Evaluation of Phenotyping Errors on Polygenic Risk Score Predictions

Accurate disease risk prediction is essential in healthcare to provide personalized disease prevention and treatment strategies not only to the patients, but also to the general population. In addition to demographic and environmental factors, advancements in genomic research have revealed that genetics play an important role in determining the susceptibility of diseases. However, for most complex diseases, individual genetic variants are only weakly to moderately associated with the diseases. Thus, they are not clinically informative in determining disease risks. Nevertheless, recent findings suggest that the combined effects from multiple disease-associated variants, or polygenic risk score (PRS), can stratify disease risk similar to that of rare monogenic mutations.

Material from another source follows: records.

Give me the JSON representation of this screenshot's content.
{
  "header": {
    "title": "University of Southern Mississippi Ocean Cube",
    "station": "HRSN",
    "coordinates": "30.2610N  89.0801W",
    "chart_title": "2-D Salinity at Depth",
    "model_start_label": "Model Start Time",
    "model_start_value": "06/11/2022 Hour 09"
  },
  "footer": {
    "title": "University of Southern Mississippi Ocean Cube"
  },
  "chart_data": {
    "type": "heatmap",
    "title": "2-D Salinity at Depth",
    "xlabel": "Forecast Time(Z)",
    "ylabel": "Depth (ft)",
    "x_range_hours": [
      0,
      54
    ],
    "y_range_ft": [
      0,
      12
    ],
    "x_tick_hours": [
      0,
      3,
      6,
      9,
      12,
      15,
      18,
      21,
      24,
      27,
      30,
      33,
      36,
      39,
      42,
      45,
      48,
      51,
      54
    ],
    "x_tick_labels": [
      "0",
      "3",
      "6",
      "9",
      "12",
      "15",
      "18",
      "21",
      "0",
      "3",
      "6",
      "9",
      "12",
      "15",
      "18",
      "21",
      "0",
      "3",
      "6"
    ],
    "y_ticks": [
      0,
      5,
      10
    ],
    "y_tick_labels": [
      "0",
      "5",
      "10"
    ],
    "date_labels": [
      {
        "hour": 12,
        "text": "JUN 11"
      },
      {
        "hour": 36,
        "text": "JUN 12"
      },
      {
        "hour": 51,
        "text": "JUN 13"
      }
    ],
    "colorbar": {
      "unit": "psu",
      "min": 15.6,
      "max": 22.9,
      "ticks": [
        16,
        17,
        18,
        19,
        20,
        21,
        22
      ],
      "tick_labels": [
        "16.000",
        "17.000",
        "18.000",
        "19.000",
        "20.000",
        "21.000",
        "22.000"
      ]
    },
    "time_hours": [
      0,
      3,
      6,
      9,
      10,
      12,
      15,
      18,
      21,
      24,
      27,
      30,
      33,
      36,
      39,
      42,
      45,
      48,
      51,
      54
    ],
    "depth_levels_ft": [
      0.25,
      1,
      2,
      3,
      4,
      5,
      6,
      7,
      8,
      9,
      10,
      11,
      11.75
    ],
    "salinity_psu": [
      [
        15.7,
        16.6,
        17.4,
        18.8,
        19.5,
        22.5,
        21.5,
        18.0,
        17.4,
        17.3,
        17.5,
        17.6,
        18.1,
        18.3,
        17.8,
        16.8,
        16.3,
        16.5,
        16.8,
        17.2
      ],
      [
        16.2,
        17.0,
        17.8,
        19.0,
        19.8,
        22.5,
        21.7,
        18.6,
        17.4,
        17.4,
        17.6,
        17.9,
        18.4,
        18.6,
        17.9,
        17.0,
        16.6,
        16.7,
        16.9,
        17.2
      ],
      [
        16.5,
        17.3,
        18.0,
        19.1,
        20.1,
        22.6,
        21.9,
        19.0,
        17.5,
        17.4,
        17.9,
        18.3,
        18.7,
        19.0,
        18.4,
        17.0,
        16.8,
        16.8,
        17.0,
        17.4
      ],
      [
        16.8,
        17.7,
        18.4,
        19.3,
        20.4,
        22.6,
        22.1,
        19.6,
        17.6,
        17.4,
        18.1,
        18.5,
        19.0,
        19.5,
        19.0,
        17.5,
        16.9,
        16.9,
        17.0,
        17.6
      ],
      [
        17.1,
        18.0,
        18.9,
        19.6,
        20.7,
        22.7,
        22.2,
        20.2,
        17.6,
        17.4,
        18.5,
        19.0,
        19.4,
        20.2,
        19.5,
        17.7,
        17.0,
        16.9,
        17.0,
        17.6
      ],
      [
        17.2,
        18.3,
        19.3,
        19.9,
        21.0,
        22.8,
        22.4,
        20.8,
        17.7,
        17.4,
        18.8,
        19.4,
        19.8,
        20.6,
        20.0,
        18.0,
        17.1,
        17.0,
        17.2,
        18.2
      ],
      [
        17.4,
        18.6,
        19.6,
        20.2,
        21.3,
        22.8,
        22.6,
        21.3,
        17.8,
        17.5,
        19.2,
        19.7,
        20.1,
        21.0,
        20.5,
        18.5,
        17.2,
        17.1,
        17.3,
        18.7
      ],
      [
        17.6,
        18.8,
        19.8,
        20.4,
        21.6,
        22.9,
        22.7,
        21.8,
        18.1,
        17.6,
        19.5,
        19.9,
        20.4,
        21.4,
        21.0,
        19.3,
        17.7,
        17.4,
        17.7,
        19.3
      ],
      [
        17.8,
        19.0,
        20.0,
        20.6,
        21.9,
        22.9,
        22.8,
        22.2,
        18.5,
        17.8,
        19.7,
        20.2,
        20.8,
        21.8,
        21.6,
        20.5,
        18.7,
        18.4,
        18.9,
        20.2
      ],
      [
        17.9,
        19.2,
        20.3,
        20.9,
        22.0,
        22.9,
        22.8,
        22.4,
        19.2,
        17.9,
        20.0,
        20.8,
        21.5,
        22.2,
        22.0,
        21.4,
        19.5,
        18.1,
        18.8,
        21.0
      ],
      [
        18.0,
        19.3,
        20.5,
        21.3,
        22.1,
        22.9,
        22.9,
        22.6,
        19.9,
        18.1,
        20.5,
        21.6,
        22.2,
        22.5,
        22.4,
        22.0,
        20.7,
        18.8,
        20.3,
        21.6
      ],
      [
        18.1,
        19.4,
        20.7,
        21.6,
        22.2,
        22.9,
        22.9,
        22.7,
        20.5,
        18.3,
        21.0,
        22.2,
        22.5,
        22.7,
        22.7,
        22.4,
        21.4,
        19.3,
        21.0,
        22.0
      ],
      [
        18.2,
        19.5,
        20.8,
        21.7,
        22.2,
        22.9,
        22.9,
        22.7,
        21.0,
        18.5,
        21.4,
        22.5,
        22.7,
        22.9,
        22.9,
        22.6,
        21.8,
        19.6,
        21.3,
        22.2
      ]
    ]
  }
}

The development of polygenic risk score provides a promising tool to evaluate the genetic contribution of disease risk; however, the quality of the risk prediction depends on many contributing factors including the precision of the target phenotypes. In this study, we evaluated the impact of phenotyping errors on the accuracies of PRS risk prediction. We utilized electronic Medical Records and Genomics Network (eMERGE) data to simulate various types of disease phenotypes. For each phenotype, we quantified the impact of phenotyping errors generated from the differential and non-differential mechanism by comparing the prediction accuracies of PRS on the independent testing data. In addition, our results showed that the rate of accuracy degradation depended on both the phenotype and the mechanism of phenotyping error.